De heer Hofstra heeft ook nog gevraagd of de aansturing van de NS en de taakorganisatie binnen mijn departement met het DG personenvervoer goed is belegd en of er geen infragerelateerd onderdeel zou moeten zijn. Het DG personenvervoer stuurt inderdaad het spoorbeleid aan, maar Rijkswaterstaat wordt ook vanuit die hoek aangestuurd. De uitvoeringsorganisatie Rijkswaterstaat heeft dus een beleidsrelatie met DGP en ik zie niet in wat daar verkeerd aan zou zijn. Er zijn al heel veel directoraten, dus ik voel er niet zoveel voor om een apart directoraat voor infragerelateerde kwesties op te zetten, want het loopt allemaal door elkaar heen. De directeuren zijn zeer goed in staat om erop toe te zien dat het allemaal goed gaat en als zij het niet doen, doet de minister het wel. En als die het niet doet, doet de Kamer het wel. Het is dus op zichzelf goed geregeld.

De heer Poppe heeft nog gevraagd of de prestaties in het kader van het verbeterplan niet in de wet verankerd moeten worden. Ik heb hierover al het een en ander gezegd. In de concessie worden de prestaties tussen 2005 en 2010 geregeld en in de voorbereidingsfase leggen wij natuurlijk precies vast wat wij van elkaar bij het verbetertraject verwachten. Maar dat doen wij natuurlijk niet in de wet, want dat zou veel te star zijn; de vorige wet heeft 120 jaar bestaan.

De heer Poppe (SP):

Natuurlijk is alles altijd in beweging. Het gaat echter om het maken van een goede voortgang. Als er afspraken worden gemaakt over concessies, welke stok achter de deur heeft de minister dan om ervoor te zorgen dat een en ander effectief gebeurt? De minister heeft wel meer prestatieafspraken met de Spoorwegen gemaakt die niet zo lekker liepen!

Minister Netelenbos:

Dat is waar, maar het maakt niet uit of het vastgelegd wordt in een wet, in een concessie of in een prestatieovereenkomst. Dat is het onderscheid niet.

De heer Poppe (SP):

Hoe kan de minister via een concessie een effectief gunstig resultaat afdwingen? Als men er niet aan voldoet omdat het eind van de concessie in zicht is en men niet meer wil investeren, wat doet de minister dan?

Minister Netelenbos:

Ik kom zo te spreken over de Concessiewet. Daarbij komt dit punt aan de orde.

De heer Poppe (SP):

Het gaat om het innovatie- en verbeterplan.

De voorzitter:

Mijnheer Poppe, de minister zegt dat zij daarop straks terugkomt. Zo doen wij dat.

Minister Netelenbos:

Ik zou laten weten, voorzitter, wanneer ik aan het onderdeel Concessiewet toe ben. Dat is nu.

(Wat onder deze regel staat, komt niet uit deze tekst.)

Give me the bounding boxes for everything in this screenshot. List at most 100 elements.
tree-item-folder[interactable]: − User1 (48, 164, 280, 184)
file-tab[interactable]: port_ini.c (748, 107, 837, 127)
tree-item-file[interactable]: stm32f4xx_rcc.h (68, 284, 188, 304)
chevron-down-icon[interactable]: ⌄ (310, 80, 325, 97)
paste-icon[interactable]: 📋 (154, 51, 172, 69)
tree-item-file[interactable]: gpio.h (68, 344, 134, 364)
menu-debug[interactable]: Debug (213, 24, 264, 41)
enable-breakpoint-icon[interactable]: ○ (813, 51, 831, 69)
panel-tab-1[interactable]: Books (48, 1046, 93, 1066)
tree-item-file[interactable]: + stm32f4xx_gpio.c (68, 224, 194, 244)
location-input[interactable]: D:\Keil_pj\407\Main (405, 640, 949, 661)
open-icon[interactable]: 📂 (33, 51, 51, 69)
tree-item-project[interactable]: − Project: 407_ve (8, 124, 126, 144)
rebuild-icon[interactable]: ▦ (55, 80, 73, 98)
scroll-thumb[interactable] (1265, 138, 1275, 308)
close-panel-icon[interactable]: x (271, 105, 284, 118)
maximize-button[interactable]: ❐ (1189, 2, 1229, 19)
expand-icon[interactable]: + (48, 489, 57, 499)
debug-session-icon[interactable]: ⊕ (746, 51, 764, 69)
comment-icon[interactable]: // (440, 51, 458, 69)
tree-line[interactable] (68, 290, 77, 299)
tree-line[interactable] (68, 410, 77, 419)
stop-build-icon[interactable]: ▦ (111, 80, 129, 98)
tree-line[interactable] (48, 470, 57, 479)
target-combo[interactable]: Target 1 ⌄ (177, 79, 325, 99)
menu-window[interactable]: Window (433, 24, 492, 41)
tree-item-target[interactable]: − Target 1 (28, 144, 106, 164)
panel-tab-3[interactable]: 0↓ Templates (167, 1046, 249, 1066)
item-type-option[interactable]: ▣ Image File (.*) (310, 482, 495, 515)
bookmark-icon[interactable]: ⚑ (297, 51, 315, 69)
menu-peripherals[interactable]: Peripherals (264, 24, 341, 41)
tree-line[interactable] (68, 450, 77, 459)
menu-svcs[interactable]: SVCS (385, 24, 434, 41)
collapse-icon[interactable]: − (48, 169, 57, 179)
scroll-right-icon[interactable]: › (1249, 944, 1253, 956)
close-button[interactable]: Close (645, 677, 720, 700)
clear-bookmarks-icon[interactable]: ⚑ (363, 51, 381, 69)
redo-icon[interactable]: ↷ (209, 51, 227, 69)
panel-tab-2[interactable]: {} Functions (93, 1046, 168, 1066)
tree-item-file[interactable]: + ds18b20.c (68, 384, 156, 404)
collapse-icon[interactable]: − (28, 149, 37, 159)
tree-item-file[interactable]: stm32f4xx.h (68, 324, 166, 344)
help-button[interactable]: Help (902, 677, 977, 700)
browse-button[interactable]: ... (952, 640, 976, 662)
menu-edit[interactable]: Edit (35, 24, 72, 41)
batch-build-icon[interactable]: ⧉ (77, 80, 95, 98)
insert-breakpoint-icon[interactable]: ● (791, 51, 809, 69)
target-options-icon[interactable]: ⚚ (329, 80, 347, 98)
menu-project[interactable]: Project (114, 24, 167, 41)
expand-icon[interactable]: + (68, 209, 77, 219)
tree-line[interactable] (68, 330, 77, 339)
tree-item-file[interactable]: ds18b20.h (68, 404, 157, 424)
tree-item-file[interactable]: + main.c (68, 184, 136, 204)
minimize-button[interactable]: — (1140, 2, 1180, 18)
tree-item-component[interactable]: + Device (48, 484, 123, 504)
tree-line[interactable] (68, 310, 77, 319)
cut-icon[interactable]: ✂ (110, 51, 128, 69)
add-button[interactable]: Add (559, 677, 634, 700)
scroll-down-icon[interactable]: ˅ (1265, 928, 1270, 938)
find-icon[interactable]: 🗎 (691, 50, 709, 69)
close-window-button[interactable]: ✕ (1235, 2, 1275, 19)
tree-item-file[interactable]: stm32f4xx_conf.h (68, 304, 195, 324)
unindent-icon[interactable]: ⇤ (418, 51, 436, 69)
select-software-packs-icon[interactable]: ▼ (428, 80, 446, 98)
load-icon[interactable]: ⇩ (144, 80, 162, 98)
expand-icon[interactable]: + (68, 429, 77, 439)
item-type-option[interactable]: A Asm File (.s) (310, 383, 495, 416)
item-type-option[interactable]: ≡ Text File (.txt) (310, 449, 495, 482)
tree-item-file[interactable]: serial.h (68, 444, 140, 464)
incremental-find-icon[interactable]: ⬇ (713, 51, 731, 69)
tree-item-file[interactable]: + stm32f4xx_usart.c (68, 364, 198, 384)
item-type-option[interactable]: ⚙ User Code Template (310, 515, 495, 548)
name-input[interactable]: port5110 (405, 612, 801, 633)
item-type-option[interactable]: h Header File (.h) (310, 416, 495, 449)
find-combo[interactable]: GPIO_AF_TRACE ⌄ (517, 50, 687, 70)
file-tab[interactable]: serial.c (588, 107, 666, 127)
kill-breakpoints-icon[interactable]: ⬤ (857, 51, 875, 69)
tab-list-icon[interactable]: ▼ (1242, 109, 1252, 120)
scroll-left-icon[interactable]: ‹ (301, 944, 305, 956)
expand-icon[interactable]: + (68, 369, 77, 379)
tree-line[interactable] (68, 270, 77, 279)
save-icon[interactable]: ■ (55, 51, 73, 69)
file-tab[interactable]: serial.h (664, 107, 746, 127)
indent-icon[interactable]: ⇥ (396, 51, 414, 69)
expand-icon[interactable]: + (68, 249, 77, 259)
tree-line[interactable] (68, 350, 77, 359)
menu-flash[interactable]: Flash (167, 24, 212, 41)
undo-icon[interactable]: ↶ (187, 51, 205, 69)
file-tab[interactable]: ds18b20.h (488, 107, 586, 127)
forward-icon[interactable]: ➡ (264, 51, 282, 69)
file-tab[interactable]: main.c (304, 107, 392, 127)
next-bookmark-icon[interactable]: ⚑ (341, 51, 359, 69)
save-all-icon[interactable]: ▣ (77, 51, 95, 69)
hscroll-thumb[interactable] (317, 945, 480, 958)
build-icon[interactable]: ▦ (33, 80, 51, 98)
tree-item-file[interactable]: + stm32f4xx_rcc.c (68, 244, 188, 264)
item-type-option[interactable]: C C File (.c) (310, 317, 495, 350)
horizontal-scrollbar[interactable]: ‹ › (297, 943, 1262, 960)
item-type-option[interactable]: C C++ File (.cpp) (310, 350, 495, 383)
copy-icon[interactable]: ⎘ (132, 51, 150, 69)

De vergadering wordt van 12.47 uur tot 13.35 uur geschorst.

De voorzitter:

De ingekomen stukken staan op een lijst die op de tafel van de griffier ter inzage ligt. Op die lijst heb ik voorstellen gedaan over de wijze van behandeling. Als aan het einde van de vergadering daartegen geen bezwaren zijn ingekomen, neem ik aan, dat de Kamer zich met de voorstellen heeft verenigd.